UFQA: Utility guided Fingerphoto Quality Assessment
Amol S. Joshi, Ali Dabouei, Jeremy Dawson, Nasser Nasrabadi
TL;DR
This work tackles fingerphoto quality assessment by introducing UFQA, a self-supervised dual-encoder framework that jointly optimizes global quality prediction and regional quality maps to reflect recognition utility. It uses a holistic, ECDF-based labeling strategy with regional quality weighting to generate reliable labels, and trains a pairwise-encoder model whose embeddings are fused via self-attention to predict quality in the 0–100 range. Empirical results across multiple fingerphoto datasets show UFQA outperforms NFIQ2.2 and other image quality metrics in terms of matching utility, with ablations confirming the value of dual encoders and regional quality estimation.

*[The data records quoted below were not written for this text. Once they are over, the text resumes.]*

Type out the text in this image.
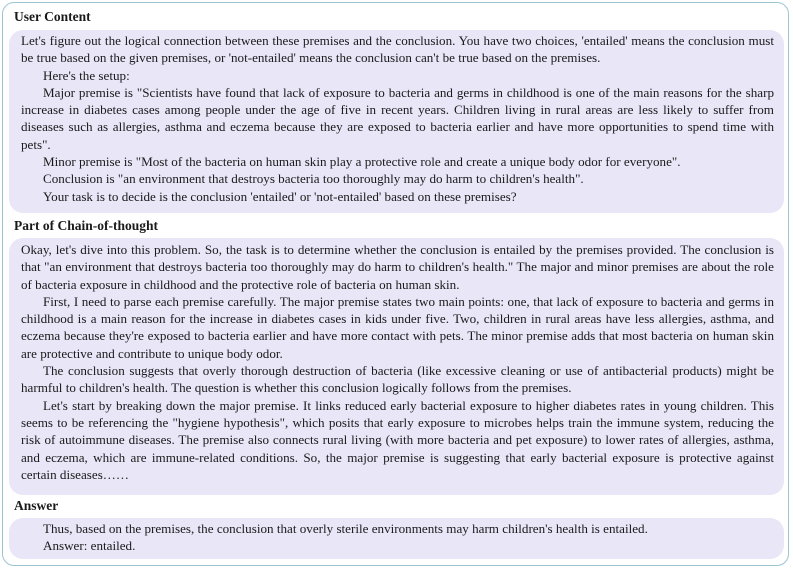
User Content

Let's figure out the logical connection between these premises and the conclusion. You have two choices, 'entailed' means the conclusion must be true based on the given premises, or 'not-entailed' means the conclusion can't be true based on the premises.

Here's the setup:

Major premise is "Scientists have found that lack of exposure to bacteria and germs in childhood is one of the main reasons for the sharp increase in diabetes cases among people under the age of five in recent years. Children living in rural areas are less likely to suffer from diseases such as allergies, asthma and eczema because they are exposed to bacteria earlier and have more opportunities to spend time with pets".

Minor premise is "Most of the bacteria on human skin play a protective role and create a unique body odor for everyone".

Conclusion is "an environment that destroys bacteria too thoroughly may do harm to children's health".

Your task is to decide is the conclusion 'entailed' or 'not-entailed' based on these premises?

Part of Chain-of-thought

Okay, let's dive into this problem. So, the task is to determine whether the conclusion is entailed by the premises provided. The conclusion is that "an environment that destroys bacteria too thoroughly may do harm to children's health." The major and minor premises are about the role of bacteria exposure in childhood and the protective role of bacteria on human skin.

First, I need to parse each premise carefully. The major premise states two main points: one, that lack of exposure to bacteria and germs in childhood is a main reason for the increase in diabetes cases in kids under five. Two, children in rural areas have less allergies, asthma, and eczema because they're exposed to bacteria earlier and have more contact with pets. The minor premise adds that most bacteria on human skin are protective and contribute to unique body odor.

The conclusion suggests that overly thorough destruction of bacteria (like excessive cleaning or use of antibacterial products) might be harmful to children's health. The question is whether this conclusion logically follows from the premises.

Let's start by breaking down the major premise. It links reduced early bacterial exposure to higher diabetes rates in young children. This seems to be referencing the "hygiene hypothesis", which posits that early exposure to microbes helps train the immune system, reducing the risk of autoimmune diseases. The premise also connects rural living (with more bacteria and pet exposure) to lower rates of allergies, asthma, and eczema, which are immune-related conditions. So, the major premise is suggesting that early bacterial exposure is protective against certain diseases……

Answer

Thus, based on the premises, the conclusion that overly sterile environments may harm children's health is entailed.

Answer: entailed.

The approach enables more reliable fingerphoto-based recognition, addressing the challenges of illumination, perspective distortions, and regional fingerprint distortions in contactless biometrics.
Abstract
Quality assessment of fingerprints captured using digital cameras and smartphones, also called fingerphotos, is a challenging problem in biometric recognition systems. As contactless biometric modalities are gaining more attention, their reliability should also be improved. Many factors, such as illumination, image contrast, camera angle, etc., in fingerphoto acquisition introduce various types of distortion that may render the samples useless. Current quality estimation methods developed for fingerprints collected using contact-based sensors are inadequate for fingerphotos. We propose Utility guided Fingerphoto Quality Assessment (UFQA), a self-supervised dual encoder framework to learn meaningful feature representations to assess fingerphoto quality. A quality prediction model is trained to assess fingerphoto quality with additional supervision of quality maps. The quality metric is a predictor of the utility of fingerphotos in matching scenarios. Therefore, we use a holistic approach by including fingerphoto utility and local quality when labeling the training data. Experimental results verify that our approach performs better than the widely used fingerprint quality metric NFIQ2.2 and state-of-the-art image quality assessment algorithms on multiple publicly available fingerphoto datasets.